Where are the tips? The only “tips” I see at the link are (1) it happens early in the morning on January 3 (what hours in what time zone?) and (2) you can only see it north of 51 degrees south latitude (but isn’t that just about all the land in the world except Antarctica and the southern tip of South America?).
NASA updated the post to include the tip: Look straight up. They still don’t indicate a particular direction or a set of constellations the shower may be flying past.
Constellations are markers for what’s happening in space. For instance, the radiant for this shower is in Boötes, so the meteors will point outward from there.
But the meteors that you see aren’t in space any more, they’re the ones that have hit the atmosphere near where you are. So you don’t use constellations to find them any more than you would clouds. You look up.
This sort of principle applies to the time, too – as a rule, meteors are best a couple of hours after midnight in your local time, when your part of the earth is oriented the right way.

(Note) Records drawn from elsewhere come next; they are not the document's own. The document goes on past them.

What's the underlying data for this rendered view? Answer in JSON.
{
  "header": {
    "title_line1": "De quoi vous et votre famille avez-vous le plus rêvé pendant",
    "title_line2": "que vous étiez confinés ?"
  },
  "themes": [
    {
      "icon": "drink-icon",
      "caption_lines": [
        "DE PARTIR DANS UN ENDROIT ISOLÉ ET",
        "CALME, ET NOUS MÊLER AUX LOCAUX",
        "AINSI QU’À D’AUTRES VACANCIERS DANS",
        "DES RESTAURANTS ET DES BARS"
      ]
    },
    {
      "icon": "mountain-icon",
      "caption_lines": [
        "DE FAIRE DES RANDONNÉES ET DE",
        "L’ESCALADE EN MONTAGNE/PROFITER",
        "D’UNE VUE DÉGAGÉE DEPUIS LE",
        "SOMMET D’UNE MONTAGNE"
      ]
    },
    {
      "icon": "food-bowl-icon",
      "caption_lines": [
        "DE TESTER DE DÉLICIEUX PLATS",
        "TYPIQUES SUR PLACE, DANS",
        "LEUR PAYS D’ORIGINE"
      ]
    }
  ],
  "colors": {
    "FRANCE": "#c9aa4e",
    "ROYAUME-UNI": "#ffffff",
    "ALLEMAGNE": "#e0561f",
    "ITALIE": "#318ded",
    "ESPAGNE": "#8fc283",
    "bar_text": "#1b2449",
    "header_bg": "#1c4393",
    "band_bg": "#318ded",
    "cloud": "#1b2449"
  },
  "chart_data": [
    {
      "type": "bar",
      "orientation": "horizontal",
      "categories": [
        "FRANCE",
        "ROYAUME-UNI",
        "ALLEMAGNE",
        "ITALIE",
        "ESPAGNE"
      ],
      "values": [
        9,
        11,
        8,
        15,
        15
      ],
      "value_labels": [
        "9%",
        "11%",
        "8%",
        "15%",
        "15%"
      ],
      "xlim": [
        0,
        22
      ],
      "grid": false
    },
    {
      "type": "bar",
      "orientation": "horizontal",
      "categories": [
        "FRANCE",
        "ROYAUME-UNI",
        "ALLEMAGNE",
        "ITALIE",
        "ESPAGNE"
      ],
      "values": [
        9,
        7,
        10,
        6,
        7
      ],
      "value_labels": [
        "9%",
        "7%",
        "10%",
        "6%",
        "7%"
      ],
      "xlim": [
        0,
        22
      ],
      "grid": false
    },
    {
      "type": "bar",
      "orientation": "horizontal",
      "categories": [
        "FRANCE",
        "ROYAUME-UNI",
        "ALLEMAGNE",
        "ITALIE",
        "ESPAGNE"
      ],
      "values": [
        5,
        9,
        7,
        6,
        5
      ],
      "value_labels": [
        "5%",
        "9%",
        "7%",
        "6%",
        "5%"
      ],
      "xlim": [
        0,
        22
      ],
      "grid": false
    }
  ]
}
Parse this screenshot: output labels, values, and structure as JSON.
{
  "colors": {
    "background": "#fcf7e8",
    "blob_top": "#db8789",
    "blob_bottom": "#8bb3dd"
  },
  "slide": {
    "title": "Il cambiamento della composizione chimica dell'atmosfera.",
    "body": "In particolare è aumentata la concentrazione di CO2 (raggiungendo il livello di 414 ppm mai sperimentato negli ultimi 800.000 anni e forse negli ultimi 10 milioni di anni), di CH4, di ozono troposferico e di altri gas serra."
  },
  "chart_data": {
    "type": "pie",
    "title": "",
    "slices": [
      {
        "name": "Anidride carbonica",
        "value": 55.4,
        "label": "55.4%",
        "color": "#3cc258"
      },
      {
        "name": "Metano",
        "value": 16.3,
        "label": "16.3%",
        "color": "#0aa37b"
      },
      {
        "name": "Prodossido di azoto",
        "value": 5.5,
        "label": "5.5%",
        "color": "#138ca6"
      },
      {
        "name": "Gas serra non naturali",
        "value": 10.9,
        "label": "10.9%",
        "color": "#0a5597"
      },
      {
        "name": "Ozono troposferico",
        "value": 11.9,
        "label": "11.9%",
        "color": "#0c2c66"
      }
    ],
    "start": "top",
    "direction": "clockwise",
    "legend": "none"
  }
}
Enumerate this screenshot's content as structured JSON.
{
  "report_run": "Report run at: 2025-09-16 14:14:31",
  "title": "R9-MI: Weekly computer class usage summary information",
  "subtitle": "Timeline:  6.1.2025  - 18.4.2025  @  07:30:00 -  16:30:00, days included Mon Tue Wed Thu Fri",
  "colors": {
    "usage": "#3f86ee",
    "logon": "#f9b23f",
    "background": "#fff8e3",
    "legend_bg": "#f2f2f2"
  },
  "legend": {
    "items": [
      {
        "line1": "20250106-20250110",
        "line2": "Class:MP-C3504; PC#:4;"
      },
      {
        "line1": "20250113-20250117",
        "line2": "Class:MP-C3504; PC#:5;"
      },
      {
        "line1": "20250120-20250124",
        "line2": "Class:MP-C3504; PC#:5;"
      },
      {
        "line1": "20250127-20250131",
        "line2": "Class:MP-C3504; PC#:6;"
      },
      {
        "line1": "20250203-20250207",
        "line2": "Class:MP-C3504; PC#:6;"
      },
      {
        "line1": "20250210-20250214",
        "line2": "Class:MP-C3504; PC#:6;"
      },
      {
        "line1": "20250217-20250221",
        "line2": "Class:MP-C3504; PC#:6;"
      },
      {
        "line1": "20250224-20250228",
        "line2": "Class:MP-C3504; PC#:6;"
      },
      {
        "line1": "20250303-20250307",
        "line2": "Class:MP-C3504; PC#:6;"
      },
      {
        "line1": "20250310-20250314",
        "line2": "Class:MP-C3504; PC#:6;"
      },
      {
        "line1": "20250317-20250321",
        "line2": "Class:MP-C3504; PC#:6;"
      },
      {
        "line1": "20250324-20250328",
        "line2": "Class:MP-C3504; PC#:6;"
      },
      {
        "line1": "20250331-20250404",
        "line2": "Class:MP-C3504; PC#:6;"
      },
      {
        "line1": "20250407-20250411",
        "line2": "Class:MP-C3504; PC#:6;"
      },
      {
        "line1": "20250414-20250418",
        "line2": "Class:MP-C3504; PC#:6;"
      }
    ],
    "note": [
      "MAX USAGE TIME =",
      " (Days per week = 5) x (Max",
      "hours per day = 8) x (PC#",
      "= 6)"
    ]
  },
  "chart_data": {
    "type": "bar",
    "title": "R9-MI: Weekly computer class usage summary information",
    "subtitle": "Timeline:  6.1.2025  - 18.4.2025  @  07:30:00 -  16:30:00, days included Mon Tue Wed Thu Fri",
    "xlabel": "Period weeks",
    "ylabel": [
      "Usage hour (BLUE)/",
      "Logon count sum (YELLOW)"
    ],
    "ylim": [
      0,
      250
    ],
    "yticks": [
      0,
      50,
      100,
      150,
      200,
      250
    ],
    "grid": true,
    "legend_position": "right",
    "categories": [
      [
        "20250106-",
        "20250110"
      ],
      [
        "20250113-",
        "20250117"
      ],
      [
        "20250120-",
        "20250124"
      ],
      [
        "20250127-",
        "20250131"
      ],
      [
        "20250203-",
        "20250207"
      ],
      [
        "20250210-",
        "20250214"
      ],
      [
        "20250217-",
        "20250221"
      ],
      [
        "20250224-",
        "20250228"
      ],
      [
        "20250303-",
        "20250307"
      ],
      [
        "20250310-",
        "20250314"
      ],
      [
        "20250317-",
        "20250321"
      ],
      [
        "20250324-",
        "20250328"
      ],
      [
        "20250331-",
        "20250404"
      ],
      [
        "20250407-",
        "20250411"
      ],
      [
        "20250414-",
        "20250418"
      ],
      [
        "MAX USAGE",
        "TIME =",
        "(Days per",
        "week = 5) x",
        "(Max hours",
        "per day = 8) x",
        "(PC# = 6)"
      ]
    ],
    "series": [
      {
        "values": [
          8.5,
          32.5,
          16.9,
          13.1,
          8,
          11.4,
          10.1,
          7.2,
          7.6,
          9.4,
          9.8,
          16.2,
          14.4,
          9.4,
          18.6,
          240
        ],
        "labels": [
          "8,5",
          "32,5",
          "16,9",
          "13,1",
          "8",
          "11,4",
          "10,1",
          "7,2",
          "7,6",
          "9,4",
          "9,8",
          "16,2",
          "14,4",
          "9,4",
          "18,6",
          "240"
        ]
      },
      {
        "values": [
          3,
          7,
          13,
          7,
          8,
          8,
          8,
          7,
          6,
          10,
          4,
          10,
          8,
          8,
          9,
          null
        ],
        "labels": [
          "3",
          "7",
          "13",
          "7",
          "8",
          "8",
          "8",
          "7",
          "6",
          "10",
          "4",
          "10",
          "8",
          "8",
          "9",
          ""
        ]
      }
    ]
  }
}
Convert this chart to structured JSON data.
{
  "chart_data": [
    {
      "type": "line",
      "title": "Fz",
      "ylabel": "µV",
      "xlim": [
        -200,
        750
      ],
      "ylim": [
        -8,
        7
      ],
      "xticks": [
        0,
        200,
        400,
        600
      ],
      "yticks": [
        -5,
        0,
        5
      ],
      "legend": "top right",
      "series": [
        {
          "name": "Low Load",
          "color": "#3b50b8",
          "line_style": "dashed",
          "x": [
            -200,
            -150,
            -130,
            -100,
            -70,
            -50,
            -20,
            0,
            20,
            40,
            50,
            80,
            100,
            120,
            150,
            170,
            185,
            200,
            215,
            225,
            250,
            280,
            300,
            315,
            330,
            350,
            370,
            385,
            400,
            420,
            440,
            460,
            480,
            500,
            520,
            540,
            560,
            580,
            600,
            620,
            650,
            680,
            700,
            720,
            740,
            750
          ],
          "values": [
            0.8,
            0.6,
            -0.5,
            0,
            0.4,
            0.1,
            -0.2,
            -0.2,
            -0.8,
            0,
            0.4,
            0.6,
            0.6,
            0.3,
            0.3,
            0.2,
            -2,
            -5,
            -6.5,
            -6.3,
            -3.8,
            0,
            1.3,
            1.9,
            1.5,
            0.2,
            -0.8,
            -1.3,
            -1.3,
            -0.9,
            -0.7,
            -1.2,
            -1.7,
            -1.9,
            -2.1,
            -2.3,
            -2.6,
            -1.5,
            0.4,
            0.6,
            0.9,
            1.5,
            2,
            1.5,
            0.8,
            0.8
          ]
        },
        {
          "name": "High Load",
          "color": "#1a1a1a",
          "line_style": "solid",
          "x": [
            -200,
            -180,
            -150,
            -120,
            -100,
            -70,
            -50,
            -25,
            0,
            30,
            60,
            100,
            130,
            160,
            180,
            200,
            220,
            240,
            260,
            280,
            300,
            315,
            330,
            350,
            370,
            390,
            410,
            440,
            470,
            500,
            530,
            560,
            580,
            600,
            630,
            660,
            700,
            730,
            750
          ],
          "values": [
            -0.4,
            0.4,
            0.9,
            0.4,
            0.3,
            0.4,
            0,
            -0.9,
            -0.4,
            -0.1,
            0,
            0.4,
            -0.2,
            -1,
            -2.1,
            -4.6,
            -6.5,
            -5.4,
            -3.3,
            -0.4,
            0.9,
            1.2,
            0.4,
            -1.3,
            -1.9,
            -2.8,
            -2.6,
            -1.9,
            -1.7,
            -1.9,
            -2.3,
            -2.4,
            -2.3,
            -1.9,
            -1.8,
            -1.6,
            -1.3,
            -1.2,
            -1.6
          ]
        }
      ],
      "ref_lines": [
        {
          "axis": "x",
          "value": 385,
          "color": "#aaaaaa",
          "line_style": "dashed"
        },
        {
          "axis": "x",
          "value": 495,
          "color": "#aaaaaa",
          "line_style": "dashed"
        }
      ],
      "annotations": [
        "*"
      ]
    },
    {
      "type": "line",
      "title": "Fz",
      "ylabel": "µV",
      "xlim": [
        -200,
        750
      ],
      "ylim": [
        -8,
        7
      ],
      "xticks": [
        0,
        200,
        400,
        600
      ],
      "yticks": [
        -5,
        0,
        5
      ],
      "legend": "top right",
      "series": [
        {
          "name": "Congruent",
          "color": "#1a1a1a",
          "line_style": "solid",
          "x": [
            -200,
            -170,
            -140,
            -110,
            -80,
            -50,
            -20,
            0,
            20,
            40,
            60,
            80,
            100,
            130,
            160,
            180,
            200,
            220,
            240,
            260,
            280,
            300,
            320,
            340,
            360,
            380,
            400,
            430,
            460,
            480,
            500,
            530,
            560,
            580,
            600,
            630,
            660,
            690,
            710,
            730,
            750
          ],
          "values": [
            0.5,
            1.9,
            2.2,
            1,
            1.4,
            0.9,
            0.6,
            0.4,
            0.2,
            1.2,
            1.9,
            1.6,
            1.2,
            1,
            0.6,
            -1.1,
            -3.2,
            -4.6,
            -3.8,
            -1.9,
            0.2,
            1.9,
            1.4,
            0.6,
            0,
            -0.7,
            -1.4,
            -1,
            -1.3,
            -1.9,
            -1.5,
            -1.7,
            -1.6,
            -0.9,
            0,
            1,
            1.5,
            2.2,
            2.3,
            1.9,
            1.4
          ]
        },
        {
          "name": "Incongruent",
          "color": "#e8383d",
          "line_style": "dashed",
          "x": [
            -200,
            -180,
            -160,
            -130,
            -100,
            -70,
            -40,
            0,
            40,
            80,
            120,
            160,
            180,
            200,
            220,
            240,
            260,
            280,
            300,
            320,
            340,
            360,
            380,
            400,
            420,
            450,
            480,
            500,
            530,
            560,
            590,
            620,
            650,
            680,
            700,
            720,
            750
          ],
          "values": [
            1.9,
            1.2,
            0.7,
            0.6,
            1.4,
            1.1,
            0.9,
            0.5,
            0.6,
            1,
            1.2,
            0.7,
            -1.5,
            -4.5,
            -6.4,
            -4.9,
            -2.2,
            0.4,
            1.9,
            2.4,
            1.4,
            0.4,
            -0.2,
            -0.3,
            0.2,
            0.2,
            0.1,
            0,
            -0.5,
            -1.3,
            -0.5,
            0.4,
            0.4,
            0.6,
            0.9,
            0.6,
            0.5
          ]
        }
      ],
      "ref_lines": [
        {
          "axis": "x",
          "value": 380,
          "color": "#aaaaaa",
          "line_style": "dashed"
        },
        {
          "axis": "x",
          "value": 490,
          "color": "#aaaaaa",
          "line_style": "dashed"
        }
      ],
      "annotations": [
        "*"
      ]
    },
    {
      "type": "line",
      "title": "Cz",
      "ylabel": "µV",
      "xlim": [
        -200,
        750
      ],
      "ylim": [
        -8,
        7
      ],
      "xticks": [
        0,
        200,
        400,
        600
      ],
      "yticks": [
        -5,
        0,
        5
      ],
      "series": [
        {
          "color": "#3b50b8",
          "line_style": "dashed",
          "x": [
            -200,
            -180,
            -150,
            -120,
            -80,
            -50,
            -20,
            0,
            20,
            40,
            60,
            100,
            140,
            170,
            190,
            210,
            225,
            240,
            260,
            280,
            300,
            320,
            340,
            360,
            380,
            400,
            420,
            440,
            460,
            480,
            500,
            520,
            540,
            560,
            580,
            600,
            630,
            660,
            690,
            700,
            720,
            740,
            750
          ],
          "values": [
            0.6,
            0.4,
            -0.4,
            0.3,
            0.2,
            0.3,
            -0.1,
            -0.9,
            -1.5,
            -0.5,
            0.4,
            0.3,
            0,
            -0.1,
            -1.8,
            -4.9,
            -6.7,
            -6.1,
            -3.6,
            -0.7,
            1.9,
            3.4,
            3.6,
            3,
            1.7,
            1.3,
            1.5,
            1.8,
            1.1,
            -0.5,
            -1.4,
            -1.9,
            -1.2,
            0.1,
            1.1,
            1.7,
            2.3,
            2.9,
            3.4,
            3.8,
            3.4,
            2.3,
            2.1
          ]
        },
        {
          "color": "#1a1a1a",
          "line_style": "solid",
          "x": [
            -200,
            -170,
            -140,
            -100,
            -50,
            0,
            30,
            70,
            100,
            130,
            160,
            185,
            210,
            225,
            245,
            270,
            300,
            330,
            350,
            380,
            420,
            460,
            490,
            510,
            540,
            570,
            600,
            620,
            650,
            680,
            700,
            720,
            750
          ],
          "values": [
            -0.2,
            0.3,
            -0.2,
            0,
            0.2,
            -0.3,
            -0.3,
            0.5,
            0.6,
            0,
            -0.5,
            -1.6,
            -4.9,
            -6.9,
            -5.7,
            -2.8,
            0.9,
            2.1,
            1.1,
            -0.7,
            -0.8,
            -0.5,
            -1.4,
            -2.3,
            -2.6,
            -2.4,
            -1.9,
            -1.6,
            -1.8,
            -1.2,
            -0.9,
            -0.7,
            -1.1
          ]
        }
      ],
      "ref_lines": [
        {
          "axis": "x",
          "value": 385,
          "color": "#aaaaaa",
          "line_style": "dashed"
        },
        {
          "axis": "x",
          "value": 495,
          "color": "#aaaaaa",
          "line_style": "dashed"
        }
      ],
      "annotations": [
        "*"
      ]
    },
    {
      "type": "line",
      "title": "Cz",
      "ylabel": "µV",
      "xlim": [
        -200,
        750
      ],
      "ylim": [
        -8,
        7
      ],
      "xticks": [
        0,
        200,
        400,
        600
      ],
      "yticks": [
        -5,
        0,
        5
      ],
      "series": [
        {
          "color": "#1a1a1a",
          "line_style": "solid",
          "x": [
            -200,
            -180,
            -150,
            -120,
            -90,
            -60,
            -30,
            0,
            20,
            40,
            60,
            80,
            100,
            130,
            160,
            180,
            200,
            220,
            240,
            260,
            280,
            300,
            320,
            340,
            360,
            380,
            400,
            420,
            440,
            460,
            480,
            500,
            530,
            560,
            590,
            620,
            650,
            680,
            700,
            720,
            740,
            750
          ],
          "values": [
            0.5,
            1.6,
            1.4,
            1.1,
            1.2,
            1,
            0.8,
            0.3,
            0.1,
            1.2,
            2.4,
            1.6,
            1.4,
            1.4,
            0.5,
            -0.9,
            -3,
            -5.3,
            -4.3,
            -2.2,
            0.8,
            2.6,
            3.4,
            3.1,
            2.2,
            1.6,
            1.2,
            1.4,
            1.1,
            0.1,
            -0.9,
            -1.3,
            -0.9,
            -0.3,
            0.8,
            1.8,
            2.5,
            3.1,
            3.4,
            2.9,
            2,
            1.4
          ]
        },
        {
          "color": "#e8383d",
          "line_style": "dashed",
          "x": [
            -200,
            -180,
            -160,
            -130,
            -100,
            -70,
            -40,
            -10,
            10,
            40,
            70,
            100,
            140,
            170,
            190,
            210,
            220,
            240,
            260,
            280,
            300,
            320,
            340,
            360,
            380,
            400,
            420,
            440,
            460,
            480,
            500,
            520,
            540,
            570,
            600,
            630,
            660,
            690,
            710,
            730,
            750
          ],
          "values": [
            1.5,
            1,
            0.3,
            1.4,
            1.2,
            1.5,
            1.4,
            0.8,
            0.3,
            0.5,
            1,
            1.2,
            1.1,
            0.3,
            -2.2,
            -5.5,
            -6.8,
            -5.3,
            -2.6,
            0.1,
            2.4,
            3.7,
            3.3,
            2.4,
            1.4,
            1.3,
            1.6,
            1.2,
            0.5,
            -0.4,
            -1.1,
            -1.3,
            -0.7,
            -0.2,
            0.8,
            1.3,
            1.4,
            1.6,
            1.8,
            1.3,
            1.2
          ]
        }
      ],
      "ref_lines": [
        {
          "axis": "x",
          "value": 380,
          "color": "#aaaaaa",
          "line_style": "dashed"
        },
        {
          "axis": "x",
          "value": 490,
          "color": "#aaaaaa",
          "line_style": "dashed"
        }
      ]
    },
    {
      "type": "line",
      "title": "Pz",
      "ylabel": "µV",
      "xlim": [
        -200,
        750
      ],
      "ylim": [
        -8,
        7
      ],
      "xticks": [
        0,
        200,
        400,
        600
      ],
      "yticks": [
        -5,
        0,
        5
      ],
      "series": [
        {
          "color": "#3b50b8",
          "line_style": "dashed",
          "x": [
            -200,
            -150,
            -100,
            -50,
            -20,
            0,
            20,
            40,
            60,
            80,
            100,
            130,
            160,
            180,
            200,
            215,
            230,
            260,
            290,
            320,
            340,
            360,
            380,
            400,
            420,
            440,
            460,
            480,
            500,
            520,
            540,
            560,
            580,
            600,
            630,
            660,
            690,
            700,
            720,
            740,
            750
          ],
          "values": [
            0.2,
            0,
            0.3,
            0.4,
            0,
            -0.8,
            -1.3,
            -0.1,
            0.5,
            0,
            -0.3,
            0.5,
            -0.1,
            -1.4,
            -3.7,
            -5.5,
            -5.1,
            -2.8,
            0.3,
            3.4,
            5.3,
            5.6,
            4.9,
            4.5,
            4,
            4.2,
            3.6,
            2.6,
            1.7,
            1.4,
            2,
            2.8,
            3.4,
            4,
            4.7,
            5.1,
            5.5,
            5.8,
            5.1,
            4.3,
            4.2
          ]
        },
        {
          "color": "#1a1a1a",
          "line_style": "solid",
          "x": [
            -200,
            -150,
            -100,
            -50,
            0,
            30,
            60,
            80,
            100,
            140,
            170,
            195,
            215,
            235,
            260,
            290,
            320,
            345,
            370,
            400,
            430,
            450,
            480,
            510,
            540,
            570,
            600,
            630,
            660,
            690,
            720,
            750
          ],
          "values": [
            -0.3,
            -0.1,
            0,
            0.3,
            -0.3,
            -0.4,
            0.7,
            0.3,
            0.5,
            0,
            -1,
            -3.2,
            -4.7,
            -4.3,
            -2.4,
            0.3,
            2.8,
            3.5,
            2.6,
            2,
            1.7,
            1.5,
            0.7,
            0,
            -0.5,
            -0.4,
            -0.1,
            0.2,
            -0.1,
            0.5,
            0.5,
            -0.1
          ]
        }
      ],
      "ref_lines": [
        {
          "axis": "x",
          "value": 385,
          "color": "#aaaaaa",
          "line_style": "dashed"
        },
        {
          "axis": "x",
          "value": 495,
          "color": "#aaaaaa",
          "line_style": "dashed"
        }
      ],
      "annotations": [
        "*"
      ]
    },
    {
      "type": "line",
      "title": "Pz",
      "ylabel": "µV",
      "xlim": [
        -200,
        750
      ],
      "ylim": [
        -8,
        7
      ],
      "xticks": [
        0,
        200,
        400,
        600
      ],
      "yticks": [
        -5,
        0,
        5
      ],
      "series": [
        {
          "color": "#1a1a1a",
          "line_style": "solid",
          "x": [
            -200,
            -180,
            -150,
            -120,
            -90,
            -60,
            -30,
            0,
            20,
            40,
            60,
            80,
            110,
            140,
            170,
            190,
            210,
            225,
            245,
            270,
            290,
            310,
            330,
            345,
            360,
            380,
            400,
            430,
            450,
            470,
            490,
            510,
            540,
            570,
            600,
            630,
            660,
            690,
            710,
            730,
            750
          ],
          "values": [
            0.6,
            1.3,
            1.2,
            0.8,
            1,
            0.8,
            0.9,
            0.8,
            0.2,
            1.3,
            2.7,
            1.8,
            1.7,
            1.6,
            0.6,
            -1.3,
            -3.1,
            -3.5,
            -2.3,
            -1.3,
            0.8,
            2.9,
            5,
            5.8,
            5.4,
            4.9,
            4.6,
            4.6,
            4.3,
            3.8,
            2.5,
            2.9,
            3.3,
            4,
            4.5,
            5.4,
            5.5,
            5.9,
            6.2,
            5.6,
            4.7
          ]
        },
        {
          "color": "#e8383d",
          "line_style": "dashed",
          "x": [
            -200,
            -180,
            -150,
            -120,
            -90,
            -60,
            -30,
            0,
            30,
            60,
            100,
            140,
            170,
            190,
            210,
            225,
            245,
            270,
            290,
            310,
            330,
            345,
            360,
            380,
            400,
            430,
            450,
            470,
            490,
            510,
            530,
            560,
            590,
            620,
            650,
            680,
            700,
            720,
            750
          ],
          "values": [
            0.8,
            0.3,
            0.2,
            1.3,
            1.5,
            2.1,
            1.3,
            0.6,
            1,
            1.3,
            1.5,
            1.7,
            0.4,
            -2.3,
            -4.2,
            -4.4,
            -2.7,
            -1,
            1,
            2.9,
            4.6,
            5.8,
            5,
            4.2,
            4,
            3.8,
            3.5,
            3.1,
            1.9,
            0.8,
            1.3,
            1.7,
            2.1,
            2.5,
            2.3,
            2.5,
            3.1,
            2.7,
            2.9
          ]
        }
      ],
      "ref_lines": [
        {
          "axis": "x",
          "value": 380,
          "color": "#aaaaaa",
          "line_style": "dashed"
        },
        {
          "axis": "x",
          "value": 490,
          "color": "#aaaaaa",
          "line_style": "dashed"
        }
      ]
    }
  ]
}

Thanks for your explanation. I will note though that during the Geminids orienting oneself toward the southern sky in the northern hemisphere yielded the best results. In that instance Orion was a good constellation reference point.
Here’s a link which indicates w/diagram where to look in the sky: http://meteorshowersonline.com/quadrantids.html
That shows the radiant point. That’s where the meteors trace back to, but they’re not going to be concentrated around it in the sky.
Here’s a meteor shower from the side:
/ / / / / / Meteors
Perspective means the lines look like they come from one imaginary point, but you should still look for them scattered overhead.
Edit: in fact looking toward the radiant has a negative consequence, the meteor trails will all be very short.
For practical purposes looking toward the N/NE sky between 12AM-sunrise will yield the best results in the northern hemisphere. That’s the finest tip I can come up with. If one looks elsewhere in the sky, one will not observe the phenomena.
I got a photo of one last year: http://www.flickr.com/photos/horsepunchkid/6637641327/in/set-72157628722367301/
It wasn’t the most amazing meteor shower, but it was a good experience. Being on a beach in the freezing cold at 2am looking up at the stars is not something I do often.